Philip Wooller, area director of Middle East and Africa for STR Global, said it would be a fascinating journey for Dubai. Announcements will soon be released for all the new projects in the run up to the event, Wooller said. “The numbers alone suggest the hotel supply will need to nearly double from the existing 68,000 rooms to 120,000 rooms.”
In December, the Middle East/Africa region reported positive results with a 3.0 per cent increase in occupancy to 59.5 per cent, a 4.2-per cent increase in average daily rate to $180.65 and a 7.3-per cent increase in revenue per available room to $107.44.
According to HotStats, average rates and RevPAR for Dubai hotels in December exceeded levels witnessed throughout the year and helped push year to date figures up 6.5 per cent and 7.6 per cent, respectively. Bottom line performance levels in December were boosted by a 2.8 per cent rise in Total Revenue Per Available Room (TRevPAR), which was driven by increased MICE revenues and coupled with lower operating costs. Gross Operating Profit Per Available Room (GOPPAR) for the month increased 3.9 per cent to $260.00 and helped drive year to date figures up 10.3 percent to $206.05, the report said.

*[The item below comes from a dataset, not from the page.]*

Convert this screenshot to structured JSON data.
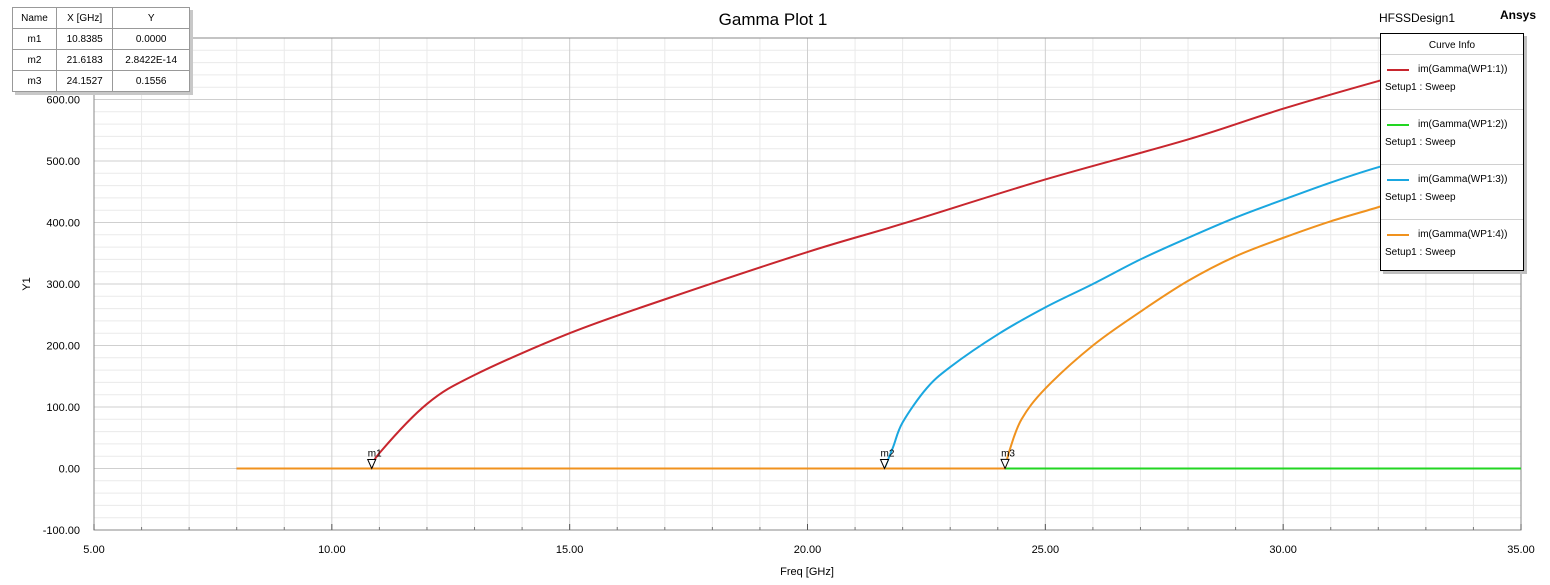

Peter Goddard, Managing Director of TRI Hospitality Consulting, said occupancy levels in December 2013 were marginally lower than December 2012, which is attributed to an increase in supply compared to the same period last year; however average rates were maintained by the minimum stay agreements imposed by hotels during the festive season. “A combination of stable demand and increased confidence in the market resulted in hoteliers applying more aggressive yielding strategies which resulted in average rates rising 6.5 per cent to $324.44 in 2013,” said Goddard.
Jeddah witnessed growth in all key performance indicators for the month of December as corporate demand surged in the city. The combined effects of a 5.2 percentage point rise in occupancy to 73.3 per cent coupled with a 1.9 per cent increase in ARR drove RevPAR up 9.7 per cent to $171.05 in Jeddah
Doha hotels experience stronger demand, however rates and profits continue to fall. “Doha Hotels continued to struggle to elevate key performance indicators which remained under pressure during December, despite a 3.1 percentage point rise in occupancy to 63.3 per cent. On-going rate reductions resulting from high levels of competition fuelled a 20.8 per cent decline in ARR to $226.99 which in turn, drove RevPAR down 16.8 per cent to $143.71,” the report said.